The PI-to-INS area ratio is increased in Ab+ donors and constitutes a potential indicator of β-cell dysfunction. A: The PI-to-INS area ratio was calculated for head (left panel), body (middle panel), and tail (right panel) regions of the pancreas from control donors (n = 9) and single Ab+ (n = 8) and double Ab+ (n = 5) cadaveric organ donors without diabetes. B: Proinsulin area vs. insulin area xy plot: a theoretical reference value of 1:1 (proinsulin-to-insulin) was chosen and graphically represented as a line capable of separating control from “at-risk” donors. The area under this line represents a ratio smaller than 1 and vice versa. The distance from the donor’s area values to the line was used as a score to estimate the risk of developing disease and to classify and distinguish control donors from Ab+ donors (single and double combined). C: Receiver operating characteristic curve for the head (left panel), body (middle panel), and tail (right panel) regions of the pancreas. The AUC was calculated for the classifier described in panel B. The P values show the significance of the logistic regression model, including the predictor, when compared with a model with just the intercept. **P ≤ 0.01; ***P ≤ 0.001.

Figure 5

Higher glucagon and lower insulin and proinsulin areas but increased PI-to-INS area ratio in patients with recent-onset type 1 diabetes.
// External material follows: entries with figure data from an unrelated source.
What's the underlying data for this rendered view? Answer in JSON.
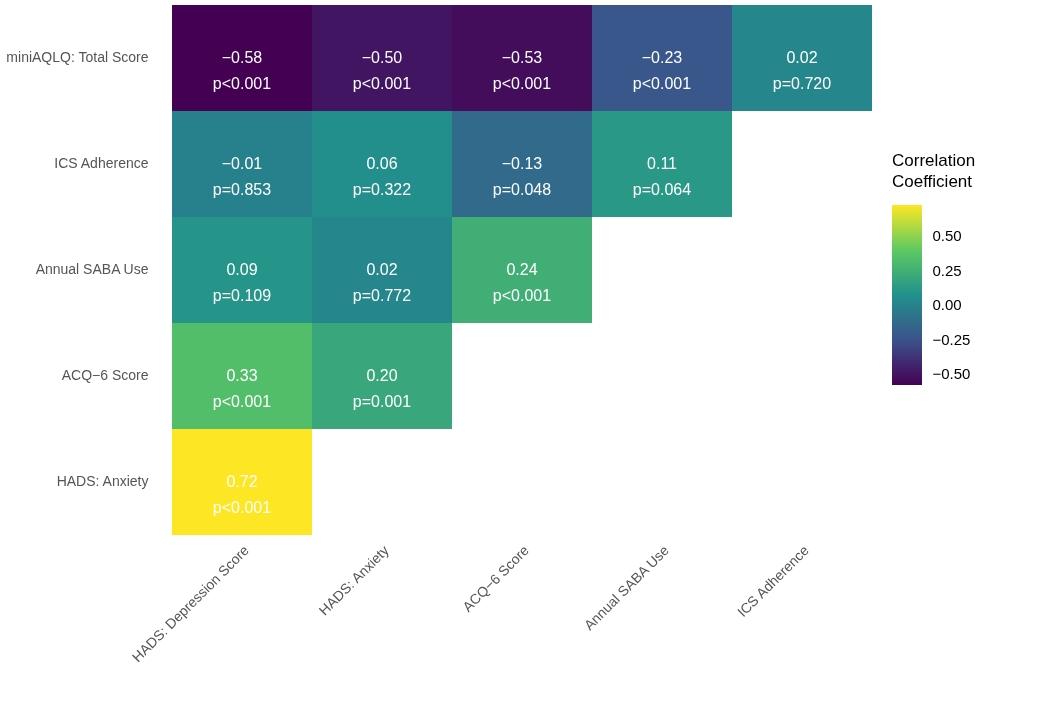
{
  "chart_data": {
    "type": "heatmap",
    "clabel": "Correlation\nCoefficient",
    "categories": [
      "HADS: Depression Score",
      "HADS: Anxiety",
      "ACQ−6 Score",
      "Annual SABA Use",
      "ICS Adherence"
    ],
    "y_categories": [
      "miniAQLQ: Total Score",
      "ICS Adherence",
      "Annual SABA Use",
      "ACQ−6 Score",
      "HADS: Anxiety"
    ],
    "cells": [
      [
        -0.58,
        -0.5,
        -0.53,
        -0.23,
        0.02
      ],
      [
        -0.01,
        0.06,
        -0.13,
        0.11,
        null
      ],
      [
        0.09,
        0.02,
        0.24,
        null,
        null
      ],
      [
        0.33,
        0.2,
        null,
        null,
        null
      ],
      [
        0.72,
        null,
        null,
        null,
        null
      ]
    ],
    "cell_labels": [
      [
        "−0.58\np<0.001",
        "−0.50\np<0.001",
        "−0.53\np<0.001",
        "−0.23\np<0.001",
        "0.02\np=0.720"
      ],
      [
        "−0.01\np=0.853",
        "0.06\np=0.322",
        "−0.13\np=0.048",
        "0.11\np=0.064",
        null
      ],
      [
        "0.09\np=0.109",
        "0.02\np=0.772",
        "0.24\np<0.001",
        null,
        null
      ],
      [
        "0.33\np<0.001",
        "0.20\np=0.001",
        null,
        null,
        null
      ],
      [
        "0.72\np<0.001",
        null,
        null,
        null,
        null
      ]
    ],
    "clim": [
      -0.58,
      0.72
    ],
    "cticks": [
      {
        "value": -0.5,
        "label": "−0.50"
      },
      {
        "value": -0.25,
        "label": "−0.25"
      },
      {
        "value": 0,
        "label": "0.00"
      },
      {
        "value": 0.25,
        "label": "0.25"
      },
      {
        "value": 0.5,
        "label": "0.50"
      }
    ]
  }
}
A: Box plots represent islet size distribution for control donors without diabetes (HC, n = 5,109), single Ab+ (SingleAb, n = 4,692) and double Ab+ (DoubleAb, n = 2,859) donors, and donors with type 1 diabetes (T1D, n = 1,748) in the tail region of the pancreas. B: Islet density was calculated as the total number of islets per section divided by the total area of the tissue for the tail region of the pancreas. C: Representative image from whole-tissue section of donor #6362, with type 1 diabetes, at onset. Insulin is shown in green, glucagon in red, and DAPI in blue. Note the presence of insulin-deficient and insulin-containing islets scattered across the pancreas parenchyma. Scale bar: 500 µm. D: Insulin (left panel), proinsulin (middle panel), and glucagon (right panel) areas expressed as a percentage of the positive area were measured in whole-tissue sections from the tail region of the pancreas. E: The PI-to-INS area ratio (left panel) and the β-cell–to–α-cell ratio (right panel) were calculated for the pancreas tail region. F: Representative image of an islet from a recent-onset donor (DiViD study). Insulin is shown in green, proinsulin in red, and glucagon in blue. Scale bar: 50 µm. G: The percentage of islets containing only β-cells (left panel) and only α-cells (right panel) is shown. All panels: control donors without diabetes (n = 9), single Ab+ (n = 8) and double Ab+ (n = 5) donors without diabetes, and donors with type 1 diabetes (n = 7). *P ≤ 0.05; **P ≤ 0.01; ***P ≤ 0.001; ****P ≤ 0.0001.

Figure 6

Systematic analysis of islet distribution reveals heterogeneity within the pancreas and subtle differences between Ab+ donors and control donors. A: Islet density was calculated as the total number of islets per section divided by the total area of the tissue for the head, body, and tail regions of the pancreas of control donors (n = 9), single Ab+ (SingleAb) donors (n = 8), and double Ab+ (DoubleAb) donors (n = 5). B: Box plots represent islet size distribution for healthy control (HC) donors, single Ab+ donors, and double Ab+ donors in the head (left panel), body (middle panel), and tail (right panel) region of the pancreas. C: Box plots represent islet size distribution for head, body, and tail regions in HC donors (left panel), single Ab+ (middle panel) donors, and double Ab+ (right panel) donors. Number of islets: head (HC, n = 4,390; SingleAb, n = 4,021; DoubleAb, n = 2,067), body (HC, n = 3,446; SingleAb, n = 4,052; DoubleAb, n = 2,043), and tail (HC, n = 5,109; SingleAb, n = 4,692; DoubleAb, n = 2859). *P ≤ 0.05; **P ≤ 0.01; ***P ≤ 0.001; ****P ≤ 0.0001.